Rep. Tim Murphy (R-Pa.), chairman of the Energy and Commerce Subcommittee on Oversight and Investigations, said the 6.7 percent Medicaid improper payment rate for fiscal year 2014 equated to $17.5 billion in improper payments, an increase of roughly 1 percent and more than $3 billion from the preceding year.
“This is a troubling trend, especially as the program continues to expand,” Murphy said.

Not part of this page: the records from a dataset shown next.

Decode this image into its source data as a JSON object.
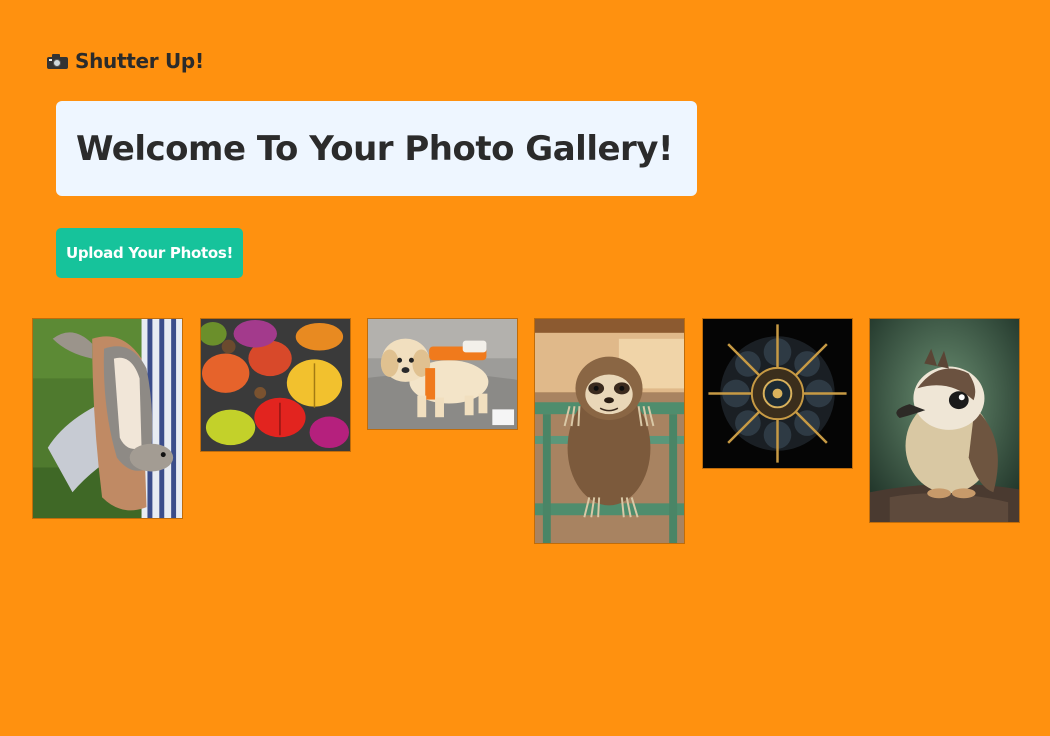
{
  "brand": {
    "icon": "camera-icon",
    "name": "Shutter Up!"
  },
  "hero": {
    "title": "Welcome To Your Photo Gallery!"
  },
  "actions": {
    "upload_label": "Upload Your Photos!"
  },
  "colors": {
    "background": "#FF910F",
    "hero_background": "#EEF6FF",
    "button": "#16C39B",
    "text": "#2B2B2B"
  }
}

Murphy was joined in his unease over the error rate by Rep. Chris Collins (R-N.Y.), who said an improper payment rate of 6.7 percent was “atrocious,” and Rep. Marsha Blackburn (R-Tenn.), who noted of the Centers for Medicare & Medicaid Services, “You're not getting better, you're getting worse.”
Collins said that when he was in the private sector, he practiced six sigma management techniques, which are designed to improve quality management.
“Our goal in six sigma was 3.4 errors per million, and yet here in Medicaid, you're getting 67,000 errors per million,” Collins said.
The hearing featured testimony from Shantanu Agrawal, the CMS deputy administrator and director of CMS's Center for Program Integrity, and Seto J. Bagdoyan, director, audit services, at the Government Accountability Office.
Bagdoyan presented the findings of a May 29 GAO report that examined Medicaid improper payments made in FY 2011 in four states, and Agrawal provided an update on program integrity efforts within the CMS.
The Medicaid improper payment error rate was discussed recently in a report from the Department of Health and Human Services Office of Inspector General concerning the HHS compliance with the Improper Payments Information Act (IPIA) of 2002.
Although the rate was below 10 percent for FY 2014, it was higher than its target rate (5.6 percent), the OIG said, representing an area of noncompliance with the IPIA.
In response to congressional questioning, Agrawal said that although the CMS has made progress in reducing the improper error rate through the use of data analytics, more work remains.
Agrawal said the biggest driver of the higher improper payments rate has been a lack of state adoption of provider enrollment and screening standards.
“States are in various places when it comes to implementing the standards,” Agrawal said.
However, he said, the Medicaid beneficiary error rate has been cut in half since 2011.
The Medicaid improper payment rate is based on several components, Agrawal said, including provider enrollment and beneficiary eligibility.
He said that as program requirements become more stringent, as they have with Medicaid's provider enrollment and screening standards, improper payment rates often rise.
The GAO report, which had been requested by Murphy and Energy and Commerce Committee Chairman Fred Upton (R-Mich.), discovered that 8,600 Medicaid patients had $18 million in payments made on their behalf from more than two state programs, in violation of Medicaid regulations.
In addition, $10 million in payments were made on behalf of 200 dead Medicaid beneficiaries, while $4 million was paid on behalf of 3,000 Medicaid beneficiaries in prison.
Bagdoyan said that in February 2015 the GAO “reported that Medicaid remains at high risk because of concerns about the adequacy of fiscal oversight of the program, including improper payments to Medicaid providers”.
When asked by the subcommittee's ranking member, Diana DeGette (D-Colo.), about whether the CMS is taking adequate steps to reduce the improper payments rate, Bagdoyan said some progress has been made. However, he said, “the key is whether the efforts are sustainable.”
Bagdoyan said the CMS debuted the Data Services Hub in FY 2014, which can help to verify beneficiary data, and, if used properly, can help reduce improper payments.